The other day I was leaving the office when I spotted a plain white envelope with my name handwritten on the outside. I picked it up and stuffed it in my purse for later, as I was in a rush to get to a meeting on time. Of course, I forgot about it and didn’t rediscover it until I was at home the following evening. Casually, I tore the envelope and pulled out a folded piece of printer paper. On it was the following note:

Here’s a little something. Hope it helps. Thank you for being a friend.

Good luck with the house. Your Friend

Tucked inside the folded paper were two $50 bills. Shocked, I cried out, “What?!” and speechless, held up the money for Husband to see.

Whoever that angel is who felt impressed to give a bit of their excess to my family, I hope you read this blog and know that your gift will NOT be forgotten, and it WILL help. Thank you. From the bottom of my heart.

It’s actions such as this that help me see the light at the end of the tunnel. I see God’s grace, mercy, love and presence in my life and I know He’ll get us through the rough patches. I also see the suffering of others around me, and around the world, and I know I still have lots to be thankful for.

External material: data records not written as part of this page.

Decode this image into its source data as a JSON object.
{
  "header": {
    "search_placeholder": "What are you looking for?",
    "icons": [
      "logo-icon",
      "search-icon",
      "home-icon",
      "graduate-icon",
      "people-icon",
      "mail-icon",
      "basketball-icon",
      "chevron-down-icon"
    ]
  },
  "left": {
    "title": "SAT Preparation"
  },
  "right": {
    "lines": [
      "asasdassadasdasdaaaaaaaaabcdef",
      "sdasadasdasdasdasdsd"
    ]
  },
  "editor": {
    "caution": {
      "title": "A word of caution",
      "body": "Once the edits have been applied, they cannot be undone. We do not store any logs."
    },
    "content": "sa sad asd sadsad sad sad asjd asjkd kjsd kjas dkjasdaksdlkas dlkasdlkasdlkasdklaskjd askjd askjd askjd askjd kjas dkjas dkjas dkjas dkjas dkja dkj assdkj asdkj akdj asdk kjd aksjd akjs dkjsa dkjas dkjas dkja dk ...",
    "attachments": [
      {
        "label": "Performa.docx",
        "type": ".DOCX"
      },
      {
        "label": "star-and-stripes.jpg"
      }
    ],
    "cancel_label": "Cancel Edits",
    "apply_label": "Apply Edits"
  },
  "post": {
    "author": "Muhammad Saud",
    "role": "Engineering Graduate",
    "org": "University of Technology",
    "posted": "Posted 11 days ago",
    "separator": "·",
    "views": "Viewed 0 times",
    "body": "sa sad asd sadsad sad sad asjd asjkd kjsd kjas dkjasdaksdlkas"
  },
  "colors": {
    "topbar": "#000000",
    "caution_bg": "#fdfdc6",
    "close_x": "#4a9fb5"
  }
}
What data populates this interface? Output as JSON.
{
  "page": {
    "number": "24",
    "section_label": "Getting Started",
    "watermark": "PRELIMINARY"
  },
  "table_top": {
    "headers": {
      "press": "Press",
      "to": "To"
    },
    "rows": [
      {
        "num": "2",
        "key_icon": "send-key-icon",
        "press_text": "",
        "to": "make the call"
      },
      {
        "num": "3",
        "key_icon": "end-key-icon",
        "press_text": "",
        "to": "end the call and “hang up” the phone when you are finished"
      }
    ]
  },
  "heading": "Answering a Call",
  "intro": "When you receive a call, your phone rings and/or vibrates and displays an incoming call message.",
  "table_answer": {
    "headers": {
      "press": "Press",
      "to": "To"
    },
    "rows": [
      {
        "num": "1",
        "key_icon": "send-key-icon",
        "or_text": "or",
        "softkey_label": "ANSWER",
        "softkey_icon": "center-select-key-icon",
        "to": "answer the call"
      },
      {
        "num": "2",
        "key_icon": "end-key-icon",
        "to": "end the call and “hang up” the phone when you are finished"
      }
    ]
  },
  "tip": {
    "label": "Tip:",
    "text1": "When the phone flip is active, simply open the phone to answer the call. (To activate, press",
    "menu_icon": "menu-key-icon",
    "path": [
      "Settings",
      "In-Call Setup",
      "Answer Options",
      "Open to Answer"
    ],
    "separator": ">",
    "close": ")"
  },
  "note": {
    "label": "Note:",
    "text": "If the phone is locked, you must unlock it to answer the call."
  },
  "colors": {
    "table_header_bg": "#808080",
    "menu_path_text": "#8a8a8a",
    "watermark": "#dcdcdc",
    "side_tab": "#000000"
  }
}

My motive in writing this blog was not to point out how thrifty I am, or to whine about how bad I have it. This blog serves two purposes: 1) To show other not-so-affluent new mothers that there are little things you can do to help alleviate the monthly stress on your checking account, and 2) To thank whoever it was who sent me that unexpected blessing in a plain white envelope.

The best things really do come in small packages; some are long-awaited, wrinkled and squirmy, and others are unexpected, green and made of cotton. Both are beautiful blessings.